Monday, March 6, 2017

A Vision Dream

I emerge from the mouth of a snake. I see the eyes of a corpse roll to the back of its head, its skin and flesh pulled upwards from its feet and skull. I sit on a rock in prostration where the snake had been and feel my own skin and flesh pulled from me like a cloth over my head. A beaked entity stretches my skin like a hide across a frame and scrapes it raw with its talons.

I sit as a skeleton on the rock, then fall backwards out of myself as a new body. I make jewelry from the fingers and hands and wear them across my breasts and place the skull atop my own head. I gather the bones and throw them into a fire before the rock, lighting up the cave that I now stand within.

I dance, and as I dance, bone-deep cuts appear on my upper arms and ankles, like bands so cleanly cut that no blood pours out. I feel my flesh once again be pulled from myself, this time not as a singular piece, but in solid chunks, like one pulling meat from a bone. First my arms, then my legs, then my torso, and finally my skull. Standing as a bare skeleton, I step into the fire and sit in the embers, allowing the fire to consume my bones, turning them black and crushing them into ash.

The fire dies and I emerge from the ashes crawling toward the mouth of the cave. I pull myself through into a mist covered charnel ground. I have been here before. It is flanked by two mountain peaks; the ground is cold and made of ash and bone.

I stumble like a newborn animal across the stretch of the grounds to the edge of the cliff where a man in plain brown robes stands. He turns to face me and I see a face that I recognize but cannot name. He has black hair that pulls backward and down his neck, he has a mustache which falls on either side of his mouth, with a small bristled beard beneath. His forehead slopes slightly forward, giving his features an overall mask-like form. He pulls me forward and throws me through the air.

I soar through the mist and into a dense and green forest. I sail through it as though it is merely a passageway, emerging into open air on the other side. I fly through the clouds high in the mountains, everything is grey, cold, and crisp.

I see the clouds part, revealing a sanctuary built into the side of a peak with gravel and rock just beneath it. I land and stare up at what appears to be a deserted place. It is well decorated, but faded, empty and yet echoing a life that once lived within its walls.

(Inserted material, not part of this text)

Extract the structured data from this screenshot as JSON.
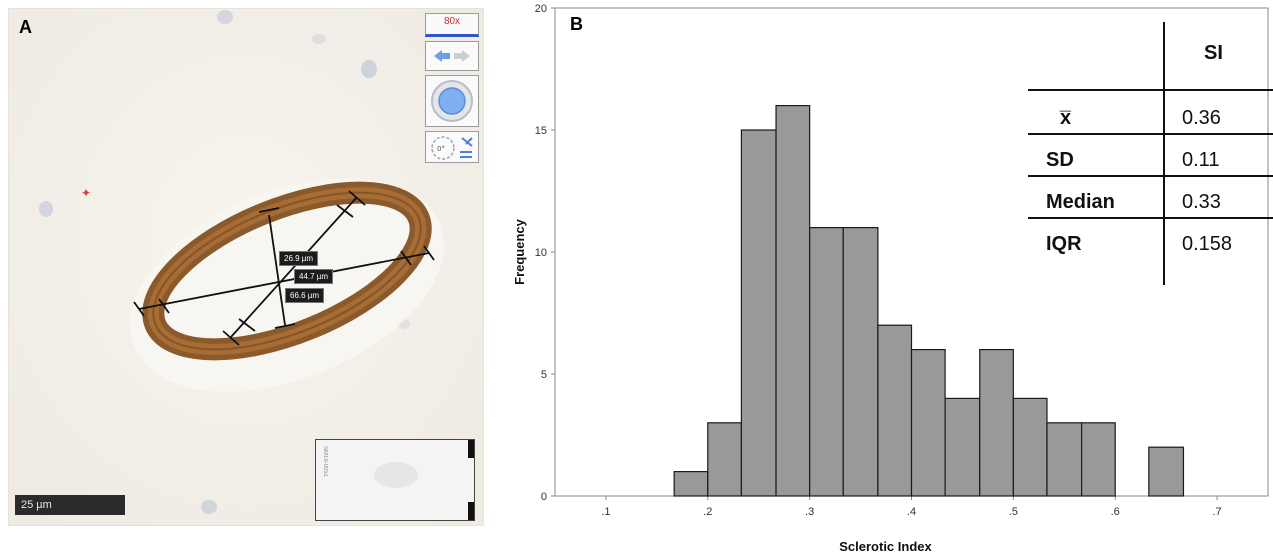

I turn to find the man in the brown robe behind me grinning that mask-like grin. He holds his arm out to the sanctuary, closes his fist and pulls his arm down through the air, subsequently demolishing the building off the face of the mountain.

I stare at him as though in asking why. He sits on the gravel and I sit across from him. Without his lips moving, he explains that a building, no matter how holy, is like a body. And that a body, no matter its existence, is holy. But the two are alike most in that they house, they are containers, and therefore are subsequently empty in their nature. Without the light within, a building is nothing more than a shell. Without the essence within, a body is nothing more than a shell.

He removes his face to reveal a red, gold, and black wrathful one beneath, continuing to grin. Then removes this to reveal a tangled and writhing creature of pain, disease, and suffering, its bright green eyes rolling in agony. I reach forward to help, asking what I can do to relieve its pain. The tentacles writhe and fly toward me as though to attach themselves. A voice from within says that I must learn to act in compassion without becoming part of the suffering itself. It will attach like a leech, feeding the internal agony of the one, while feasting upon and depleting the other.

I straighten my back and return to the writhing creature, mindful of presenting compassion without opening myself as a vessel to be ingested, or to ingest in turn. The tentacles writhe manically across my chest and shoulders, seeking to latch on but to no avail.

I lean back into a seated position and the creature is pulled out of the robes, vanishing in the air and revealing the first face once again. This one does not seem like a mask, but like skin and bones.
He smiles at me, no longer grinning.

Emptiness, he says, is an existence. It, like air, can be contained, but does not have to become the container. Like the sanctuary had once been a grand display of accomplishment, it was nothing more than a container for something of a formless nature. Life and purpose moved through the building like air through the lungs. Always present, yet always changing and in constant movement. It is not stagnant, and to become stagnant is to become contained. With containment comes comfort, and in this comfort you can rot without knowing.

It is natural to be in one form, and then to not. It does not mean there is no existence, only that existence in and of itself is boundless. To be free to move in and out, one must understand the nature of the shackles which bind them and hold them enclosed. Existence is not meant to be sealed, but it gains great benefit from being formed, and it is in these forms that action, benefit, and compassion can be transmitted. Without form, you are existence.



He reaches to the top of his head which the skull meets, and in one swift motion splits his body into two, each side falling away like the shells of an egg, revealing nothingness. The robes pile before me and the body becomes ash, spreading itself across the ground. The wind pulls me to my feet and sends me flying back through the clouds and I awake in bed.